Jill Biden to visit Navajo Nation, once floored by COVID-19

FLAGSTAFF, Ariz. — Jill Biden is traveling to the country’s largest Native American reservation, the Navajo Nation, which was hit hard by the coronavirus but is outpacing the U.S. in vaccination rates while maintaining strict pandemic restrictions.

The trip Thursday and Friday will be Biden’s third to the reservation that spans 27,000 square miles (70,000 square kilometers) in the Four Corners region, and her inaugural visit as first lady.

She’s expected to meet Navajo officials in the tribal capital of Window Rock, named for an opening in a red sandstone arch and where the tribe established a veterans memorial. She’ll also visit a boarding school and a nearby hospital that has been administering vaccines, both of which the tribe runs under contract with the federal government.

The trip comes as the Navajo Nation marked 10 consecutive days with no known COVID deaths and far fewer daily cases than early on in the pandemic, when the reservation had one of the country’s highest per-capita infection rates. The tribe on Wednesday reported one more death, bringing the tally to 1,263.

The tribe has approached reopening more cautiously than surrounding states, most recently because of coronavirus variants identified among infections. On Monday, it plans to reopen tribal parks to residents and increase capacity for businesses, gatherings and tribal casinos to 50%.

About half the reservation’s population is fully vaccinated, roughly twice the U.S. rate. Still, residents on the Navajo Nation must wear masks and travel only for essential activity. Tribal roads are closed to visitors.

“We’re not celebrating yet,” Navajo Nation President Jonathan Nez said during a virtual town hall Wednesday. “The pandemic is still here.”

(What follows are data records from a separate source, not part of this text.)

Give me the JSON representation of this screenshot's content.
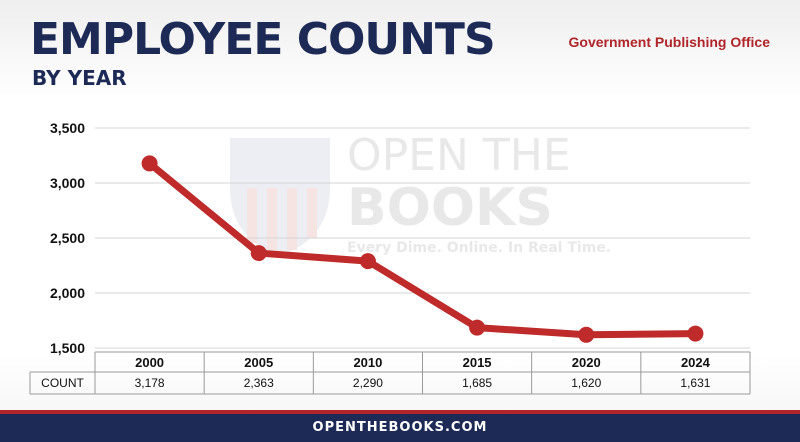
{
  "header": {
    "title": "EMPLOYEE COUNTS",
    "subtitle": "BY YEAR",
    "agency": "Government Publishing Office"
  },
  "watermark": {
    "line1": "OPEN THE",
    "line2": "BOOKS",
    "line3": "Every Dime. Online. In Real Time."
  },
  "footer": {
    "text": "OPENTHEBOOKS.COM"
  },
  "colors": {
    "navy": "#1c2a55",
    "red": "#b0252a",
    "line": "#bf2a2a"
  },
  "chart_data": {
    "type": "line",
    "categories": [
      "2000",
      "2005",
      "2010",
      "2015",
      "2020",
      "2024"
    ],
    "series": [
      {
        "values": [
          3178,
          2363,
          2290,
          1685,
          1620,
          1631
        ]
      }
    ],
    "table": {
      "row_label": "COUNT",
      "cells": [
        "3,178",
        "2,363",
        "2,290",
        "1,685",
        "1,620",
        "1,631"
      ]
    },
    "y_ticks": [
      "1,500",
      "2,000",
      "2,500",
      "3,000",
      "3,500"
    ],
    "y_tick_values": [
      1500,
      2000,
      2500,
      3000,
      3500
    ],
    "ylim": [
      1500,
      3500
    ],
    "grid": true
  }
}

Biden likely will hear stories of resilience and success in the face of great adversity, of financial struggles in trying to keep businesses and the tribal government afloat, and the obstacles in ensuring schools can deliver education remotely in a region where internet service can be spotty at best.

The Navajo Tribal Utility Authority has chipped away at the water, electricity and broadband needs, partly with funding from the federal Coronavirus Aid, Relief and Economic Security Act. But it estimates the price tag for providing basic utilities to residents at more than $5 billion. That won’t be met even with money from the latest federal relief package, which set aside $20 billion for tribal governments.

Separately, President Joe Biden has proposed increasing the budget of the chronically underfunded Indian Health Service by $2.2 billion. The agency provides primary care to more than 2 million Native Americans. It has said the funding would help address longstanding inequities among its patients.

“It’s a priority to improve relationships between the federal government and Native American people, but also there’s a lot of need throughout the Navajo Nation,” said Dr. Gregory Jarrin, a clinical consultant for the agency.

Jill Biden last went to the Navajo Nation in 2019 to celebrate the opening of a cancer treatment center in Tuba City, on the western side of the reservation. She urged Americans to contribute financially to address health disparities in a region where poverty and unemployment are high.

In 2013, she gave the commencement address at Navajo Technical University in Crownpoint, New Mexico, where she focused her speech on community, saying: “You all have a stake in each other’s future.”

That value is what what drove tribes across the country to enact strict measures to prevent the spread of the coronavirus to protect elders and future generations.

The first lady kicked off a three-day visit to the U.S. Southwest with a tour of a vaccination clinic in New Mexico, where early efforts to get people registered for shots helped propel the state’s standing as a national leader in vaccine distribution.